Hunger and Thirst

Blessed are those who hunger and thirst after righteousness for they shall see God.Matthew 5:6

I have experienced moments in my life where I have felt hunger and thirst. Depending upon the circumstances the severity of those needs was quite different. But in each situation, my focus and desire were fully on filling that hunger and quenching that thirst.

It is the same in my spiritual life. For me it is easier to keep my focus and seek the Lord during times of want and need. When there is nothing else that I can try or do except turn to Him. I do not enjoy those times when God allows circumstances to force my focus back to Him.
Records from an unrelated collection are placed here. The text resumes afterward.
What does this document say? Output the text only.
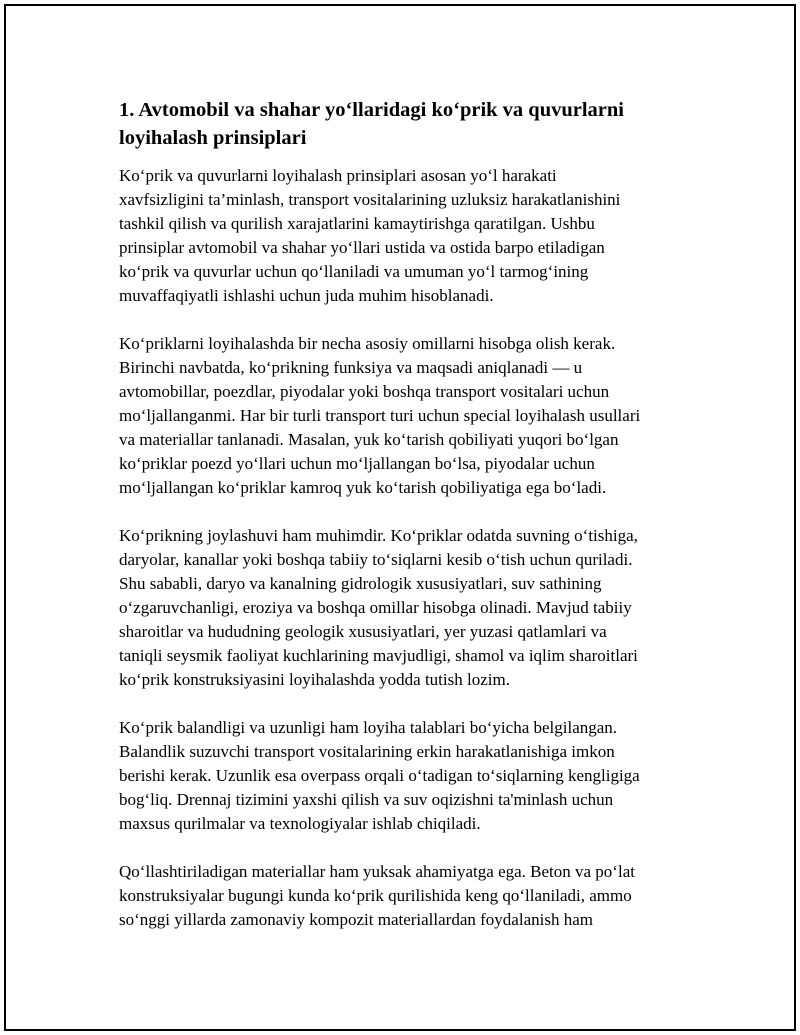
1. Avtomobil va shahar yo‘llaridagi ko‘prik va quvurlarni
loyihalash prinsiplari

Ko‘prik va quvurlarni loyihalash prinsiplari asosan yo‘l harakati
xavfsizligini ta’minlash, transport vositalarining uzluksiz harakatlanishini
tashkil qilish va qurilish xarajatlarini kamaytirishga qaratilgan. Ushbu
prinsiplar avtomobil va shahar yo‘llari ustida va ostida barpo etiladigan
ko‘prik va quvurlar uchun qo‘llaniladi va umuman yo‘l tarmog‘ining
muvaffaqiyatli ishlashi uchun juda muhim hisoblanadi.

Ko‘priklarni loyihalashda bir necha asosiy omillarni hisobga olish kerak.
Birinchi navbatda, ko‘prikning funksiya va maqsadi aniqlanadi — u
avtomobillar, poezdlar, piyodalar yoki boshqa transport vositalari uchun
mo‘ljallanganmi. Har bir turli transport turi uchun special loyihalash usullari
va materiallar tanlanadi. Masalan, yuk ko‘tarish qobiliyati yuqori bo‘lgan
ko‘priklar poezd yo‘llari uchun mo‘ljallangan bo‘lsa, piyodalar uchun
mo‘ljallangan ko‘priklar kamroq yuk ko‘tarish qobiliyatiga ega bo‘ladi.

Ko‘prikning joylashuvi ham muhimdir. Ko‘priklar odatda suvning o‘tishiga,
daryolar, kanallar yoki boshqa tabiiy to‘siqlarni kesib o‘tish uchun quriladi.
Shu sababli, daryo va kanalning gidrologik xususiyatlari, suv sathining
o‘zgaruvchanligi, eroziya va boshqa omillar hisobga olinadi. Mavjud tabiiy
sharoitlar va hududning geologik xususiyatlari, yer yuzasi qatlamlari va
taniqli seysmik faoliyat kuchlarining mavjudligi, shamol va iqlim sharoitlari
ko‘prik konstruksiyasini loyihalashda yodda tutish lozim.

Ko‘prik balandligi va uzunligi ham loyiha talablari bo‘yicha belgilangan.
Balandlik suzuvchi transport vositalarining erkin harakatlanishiga imkon
berishi kerak. Uzunlik esa overpass orqali o‘tadigan to‘siqlarning kengligiga
bog‘liq. Drennaj tizimini yaxshi qilish va suv oqizishni ta'minlash uchun
maxsus qurilmalar va texnologiyalar ishlab chiqiladi.

Qo‘llashtiriladigan materiallar ham yuksak ahamiyatga ega. Beton va po‘lat
konstruksiyalar bugungi kunda ko‘prik qurilishida keng qo‘llaniladi, ammo
so‘nggi yillarda zamonaviy kompozit materiallardan foydalanish ham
I love a good meal – the anticipation of a perfectly balanced dining experience with all the smells and flavors that fulfill my expectations. Sometimes when I know a favorite dinner is coming, I do not eat leading up to that meal all day. Why? I want to leave as much room for the food I really love. A statement uttered by countless moms comes to mind, “don’t fill up on junk or you will ruin your appetite for dinner”. By filling up on snacks or junk I would not be able to fully enjoy the meal that was planned or the things that my body truly needed.

Do I do that in my own spiritual life? Is the reason I do not hunger and thirst after God is because I have ruined my appetite for Him by filling up on things of the world. I cannot develop a “taste” for the things of God when all I am seeking out are wordly things to fill that hunger and thirst that He created within me. Food and water are just as crucial to my physical health as spiritual food and water are to my spiritual health. Jesus can and will fulfill the hunger and thirst within me when I seek Him. Jesus tells us in His Word that He is the Bread of Life, (John 6:35) and the Living Water (John 7:37b).

We were made to be filled by Him. He alone should be what I seek to satisfy my deepest longings and needs. My prayer is to have the heart of King David that he described in Psalm 42:1,

“As the deer pants for the water, so my soul pants after You, oh God”.